ロシアはリオデジャネイロ五輪の銀メダルメンバーが主軸として健在であり、個人総合を制したニキータ・ナゴルニー選手を中心に盤石の体制を築いています。かつて内村航平選手を筆頭に日本が世界をリードしていた時代、追う立場だった彼らが今や完全に立場を逆転させたのです。東京五輪での金メダル奪還を狙うのであれば、これまでの戦略や代表選考のあり方を根本から見直す時期が来ていると言えるでしょう。

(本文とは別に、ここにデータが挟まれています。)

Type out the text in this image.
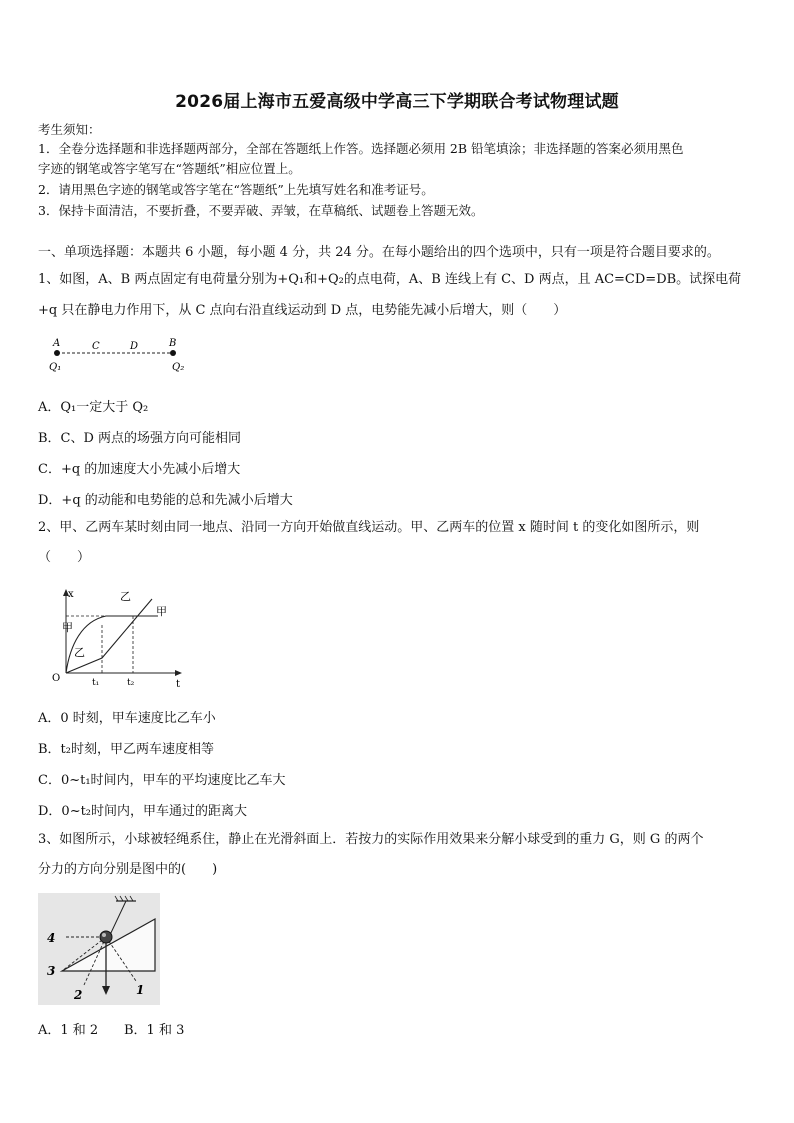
2026届上海市五爱高级中学高三下学期联合考试物理试题
考生须知：
1．全卷分选择题和非选择题两部分，全部在答题纸上作答。选择题必须用 2B 铅笔填涂；非选择题的答案必须用黑色
字迹的钢笔或答字笔写在“答题纸”相应位置上。
2．请用黑色字迹的钢笔或答字笔在“答题纸”上先填写姓名和准考证号。
3．保持卡面清洁，不要折叠，不要弄破、弄皱，在草稿纸、试题卷上答题无效。
一、单项选择题：本题共 6 小题，每小题 4 分，共 24 分。在每小题给出的四个选项中，只有一项是符合题目要求的。
1、如图，A、B 两点固定有电荷量分别为+Q₁和+Q₂的点电荷，A、B 连线上有 C、D 两点，且 AC=CD=DB。试探电荷
+q 只在静电力作用下，从 C 点向右沿直线运动到 D 点，电势能先减小后增大，则（　　）
A	C	D	B
Q₁	Q₂
A．Q₁一定大于 Q₂
B．C、D 两点的场强方向可能相同
C．+q 的加速度大小先减小后增大
D．+q 的动能和电势能的总和先减小后增大
2、甲、乙两车某时刻由同一地点、沿同一方向开始做直线运动。甲、乙两车的位置 x 随时间 t 的变化如图所示，则
（　　）
x
t
O	t₁	t₂
甲
甲
乙
乙
A．0 时刻，甲车速度比乙车小
B．t₂时刻，甲乙两车速度相等
C．0~t₁时间内，甲车的平均速度比乙车大
D．0~t₂时间内，甲车通过的距离大
3、如图所示，小球被轻绳系住，静止在光滑斜面上．若按力的实际作用效果来分解小球受到的重力 G，则 G 的两个
分力的方向分别是图中的(　　)
4
3
2	1
A．1 和 2 B．1 和 3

SNS上では「ロシアの安定感が凄すぎる」「日本の美しい体操は世界でどう評価されているのか」といった不安と期待が入り混じった声が数多く寄せられています。日本代表の各選手も、技の難易度を示す「Dスコア(難度点)」を確実に底上げしており、この1年間の凄まじい成長は誰の目にも明らかです。しかし、勝敗を分かつ決定打となったのは、昨年同様に演技の完成度を評価する「Eスコア(実施点)」の差でした。
審判の眼が求める「美しさ」の変遷と国内選考の課題
現在の世界的な採点傾向は、技をいかに正確に、そしてミスなくやり遂げるかに重きが置かれています。がっちりとした体格のナゴルニー選手のように、細かな動作まで完璧に制御すれば、たとえ従来の「美しい線」とは異なっても高得点が導き出されるのです。ここで問題となるのが、世界で高く評価される演技が、必ずしも日本の国内大会で同じように評価されないという、評価基準の「ねじれ」が生じている点にあります。
この現状を象徴したのが、チーム最年少18歳の橋本大輝選手が予選のあん馬で見せた圧巻のパフォーマンスです。彼は世界選手権で全体3位となる8.883点という高いEスコアを叩き出しましたが、実は2019年6月の全日本種目別選手権で同様の演技をした際は8.5点に留まっていました。日本の審判が極端な高得点を避ける傾向にあることは、選手たちが無理に技の難易度を上げようとして自滅するリスクを招きかねません。
「美しい体操」という日本独自の理想を追求するだけでは、もはやロシアや中国といった強豪には太刀打ちできないフェーズに突入しています。世界が今、どのような体操を「正解」としているのかを冷徹に見極め、それを国内の採点や選考基準に即座に反映させる柔軟さが必要です。伝統の継承と現代的な適応、この両輪が揃わなければ、ライバルたちの背中は遠ざかる一方であると私は確信しています。